Routing between two directly connected PFsense servers
-
Hello, I decided to join after beating my head against a wall for a bit today and thought this would be a good intro to the forum.
I've got a situation where I've got two Pfsense boxes with 3 interfaces each. Each one has their own internet connection and their own LAN subnet. I added the 3rd interface to each with the hopes that I could use that to 'link' the two boxes together and allow for some static routing between the two.
For the sake of this we'll do this.
Pfsense1
WAN: Comcast
LAN: 192.168.1.1/24
OPT1: 172.16.20.1/24Pfsense2
WAN: Comcast
LAN: 10.1.1.1/24
OPT1: 172.16.20.2/24My ultimate goal would be to allow workstations from 10.1.1.1/24 access on a specific port to a server on 192.168.1.1/24 (how bout 192.168.1.50).
To test all of this before implementing I configured two brand new installs of 2.3-release with 3 interfaces on both, configured like above.I directly connected the two OPT1 interfaces and made firewall rules to allow traffic from anywhere to anywhere (at this point).
I also created a new gateway on each on the OPT1 interface and specified the IP address of the other box's OPT1 interface IP.From PFsense I can ping the OPT1 interface of the other box, but I can't ping the LAN interface of the other box. Even adjusted firewall rules, tried making an outbound NAT rule. At this point I think i've changed so many things try to get a positive result on that test that I may just reinstall and start from scratch.
What I came here to ask was this: Can anyone point to a walkthrough, or some common steps, with this idea of directly connecting two PFsense boxes and allowing the LANs from each side to talk to each other? I can create more restrictive firewall rules later.
Thanks
-
Read and commented in this thread too basically about the same topic:
https://forum.pfsense.org/index.php?topic=115514.0
I went back to square one and started over. Still ended up with the same results. Then I restarted both instances of pfsense and upon restart I could ping the LAN subnet on the other side.I do this everytime.
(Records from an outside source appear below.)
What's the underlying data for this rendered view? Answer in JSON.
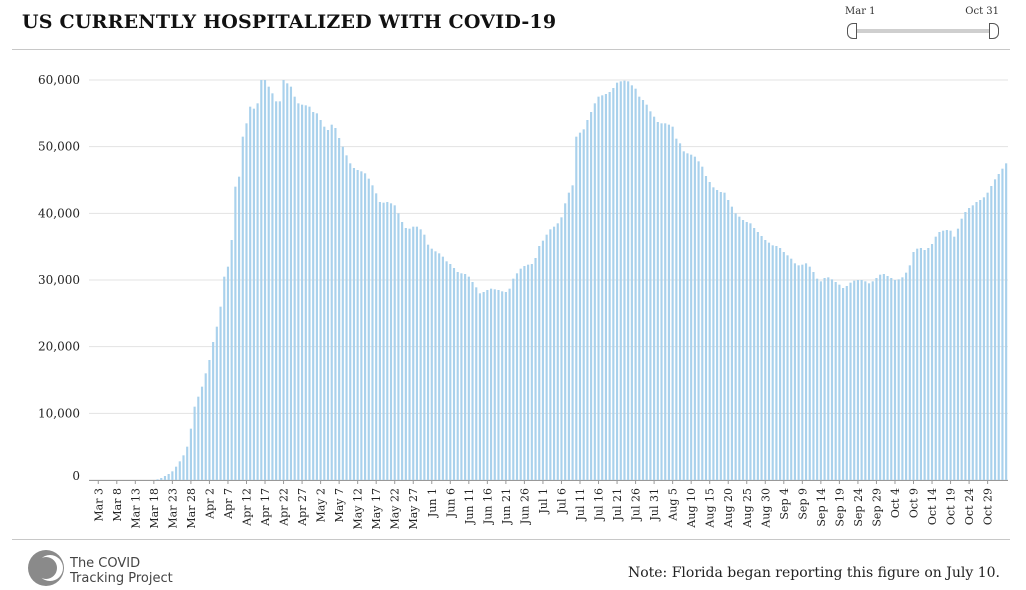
{
  "header": {
    "title": "US CURRENTLY HOSPITALIZED WITH COVID-19"
  },
  "range_slider": {
    "start_label": "Mar 1",
    "end_label": "Oct 31"
  },
  "footer": {
    "logo_text_line1": "The COVID",
    "logo_text_line2": "Tracking Project",
    "note": "Note: Florida began reporting this figure on July 10."
  },
  "colors": {
    "bar": "#a9d1ec",
    "grid": "#e3e3e3",
    "axis_text": "#222222",
    "logo": "#8a8a8a"
  },
  "chart_data": {
    "type": "bar",
    "title": "US CURRENTLY HOSPITALIZED WITH COVID-19",
    "xlabel": "",
    "ylabel": "",
    "ylim": [
      0,
      60000
    ],
    "grid": true,
    "yticks": [
      "0",
      "10,000",
      "20,000",
      "30,000",
      "40,000",
      "50,000",
      "60,000"
    ],
    "xtick_labels": [
      "Mar 3",
      "Mar 8",
      "Mar 13",
      "Mar 18",
      "Mar 23",
      "Mar 28",
      "Apr 2",
      "Apr 7",
      "Apr 12",
      "Apr 17",
      "Apr 22",
      "Apr 27",
      "May 2",
      "May 7",
      "May 12",
      "May 17",
      "May 22",
      "May 27",
      "Jun 1",
      "Jun 6",
      "Jun 11",
      "Jun 16",
      "Jun 21",
      "Jun 26",
      "Jul 1",
      "Jul 6",
      "Jul 11",
      "Jul 16",
      "Jul 21",
      "Jul 26",
      "Jul 31",
      "Aug 5",
      "Aug 10",
      "Aug 15",
      "Aug 20",
      "Aug 25",
      "Aug 30",
      "Sep 4",
      "Sep 9",
      "Sep 14",
      "Sep 19",
      "Sep 24",
      "Sep 29",
      "Oct 4",
      "Oct 9",
      "Oct 14",
      "Oct 19",
      "Oct 24",
      "Oct 29"
    ],
    "first_date": "Mar 1",
    "last_date": "Oct 31",
    "values": [
      0,
      0,
      0,
      0,
      0,
      0,
      0,
      0,
      0,
      0,
      0,
      0,
      0,
      0,
      0,
      0,
      0,
      0,
      100,
      300,
      600,
      900,
      1300,
      2000,
      2800,
      3700,
      5000,
      7700,
      11000,
      12500,
      14000,
      16000,
      18000,
      20700,
      23000,
      26000,
      30500,
      32000,
      36000,
      44000,
      45500,
      51500,
      53500,
      56000,
      55700,
      56500,
      60000,
      60000,
      59000,
      58000,
      56800,
      56800,
      60000,
      59500,
      59000,
      57500,
      56500,
      56300,
      56200,
      56000,
      55200,
      55000,
      54000,
      53000,
      52500,
      53300,
      52800,
      51300,
      50000,
      48700,
      47500,
      46800,
      46500,
      46300,
      46000,
      45200,
      44200,
      43000,
      41700,
      41600,
      41700,
      41500,
      41200,
      40000,
      38700,
      37800,
      37700,
      38000,
      38000,
      37600,
      36800,
      35300,
      34700,
      34300,
      34000,
      33500,
      32800,
      32400,
      31800,
      31200,
      31000,
      30900,
      30500,
      29700,
      28900,
      28000,
      28200,
      28500,
      28700,
      28600,
      28500,
      28300,
      28200,
      28700,
      30200,
      31000,
      31700,
      32100,
      32300,
      32400,
      33300,
      35100,
      35900,
      36800,
      37600,
      38000,
      38500,
      39400,
      41500,
      43100,
      44200,
      51500,
      52100,
      52600,
      54000,
      55200,
      56500,
      57500,
      57700,
      57900,
      58200,
      58800,
      59600,
      59800,
      59900,
      59800,
      59200,
      58700,
      57500,
      57000,
      56300,
      55300,
      54500,
      53700,
      53500,
      53500,
      53300,
      53000,
      51200,
      50500,
      49300,
      49000,
      48800,
      48500,
      47800,
      47000,
      45600,
      44700,
      43900,
      43500,
      43200,
      43100,
      42000,
      41000,
      40000,
      39500,
      39000,
      38700,
      38500,
      37800,
      37200,
      36600,
      36000,
      35600,
      35200,
      35100,
      34800,
      34200,
      33700,
      33200,
      32500,
      32200,
      32300,
      32500,
      32000,
      31200,
      30200,
      29800,
      30300,
      30400,
      30100,
      29700,
      29300,
      28800,
      29100,
      29600,
      29900,
      30000,
      30000,
      29800,
      29500,
      29800,
      30300,
      30800,
      30900,
      30600,
      30300,
      30000,
      30100,
      30400,
      31100,
      32200,
      34200,
      34700,
      34800,
      34500,
      34800,
      35400,
      36500,
      37200,
      37400,
      37500,
      37400,
      36500,
      37700,
      39200,
      40200,
      40800,
      41200,
      41700,
      42000,
      42400,
      43100,
      44100,
      45100,
      45900,
      46700,
      47500
    ]
  }
}
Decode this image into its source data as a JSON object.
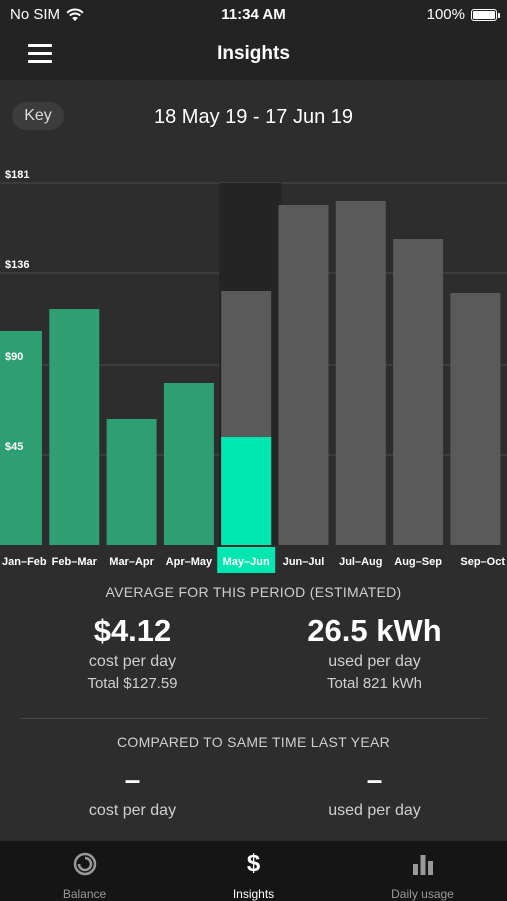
{
  "status_bar": {
    "carrier": "No SIM",
    "time": "11:34 AM",
    "battery": "100%"
  },
  "nav": {
    "title": "Insights"
  },
  "key_label": "Key",
  "period": "18 May 19 - 17 Jun 19",
  "chart_data": {
    "type": "bar",
    "categories": [
      "Jan–Feb",
      "Feb–Mar",
      "Mar–Apr",
      "Apr–May",
      "May–Jun",
      "Jun–Jul",
      "Jul–Aug",
      "Aug–Sep",
      "Sep–Oct"
    ],
    "y_ticks": [
      "$181",
      "$136",
      "$90",
      "$45"
    ],
    "y_tick_values": [
      181,
      136,
      90,
      45
    ],
    "ylim": [
      0,
      181
    ],
    "series": [
      {
        "values": [
          107,
          118,
          63,
          81,
          54,
          null,
          null,
          null,
          null
        ],
        "color": "#2e9e73"
      },
      {
        "values": [
          null,
          null,
          null,
          null,
          127,
          170,
          172,
          153,
          126
        ],
        "color": "#5a5a5a"
      }
    ],
    "selected_index": 4,
    "selected_color": "#00e6b0",
    "grid": true
  },
  "average": {
    "title": "AVERAGE FOR THIS PERIOD (ESTIMATED)",
    "cost_value": "$4.12",
    "cost_label": "cost per day",
    "cost_total": "Total $127.59",
    "usage_value": "26.5 kWh",
    "usage_label": "used per day",
    "usage_total": "Total 821 kWh"
  },
  "compare": {
    "title": "COMPARED TO SAME TIME LAST YEAR",
    "cost_value": "–",
    "cost_label": "cost per day",
    "usage_value": "–",
    "usage_label": "used per day"
  },
  "tabs": [
    {
      "label": "Balance",
      "icon": "balance-ring-icon"
    },
    {
      "label": "Insights",
      "icon": "dollar-icon"
    },
    {
      "label": "Daily usage",
      "icon": "bar-chart-icon"
    }
  ]
}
Beat my head against a wall and then find that rebooting solves a lot of things.
-
Would be a lot easier using a single PfSense server with 4 interfaces. Then you can simply configure Dual-WAN and Dual-LAN with routing & firewall rules as required.
Additionally both LAN segments could use the WAN's for load balancing or failover.
-
Did you add a static route to the LAN on the other pfSense?
https://doc.pfsense.org/index.php/Static_Routes
-
Don't add the gateway in the interface page. Having a gateway present there makes it assume that it's a WAN and to do NAT. Just add the gateways and static routes in System > Routing. You should be able to do internet failover between the two PFSense devices as well, simply by setting up a gateway group on each with its primary WAN as the Tier 1 and the address of the other PFSense as the Tier 2.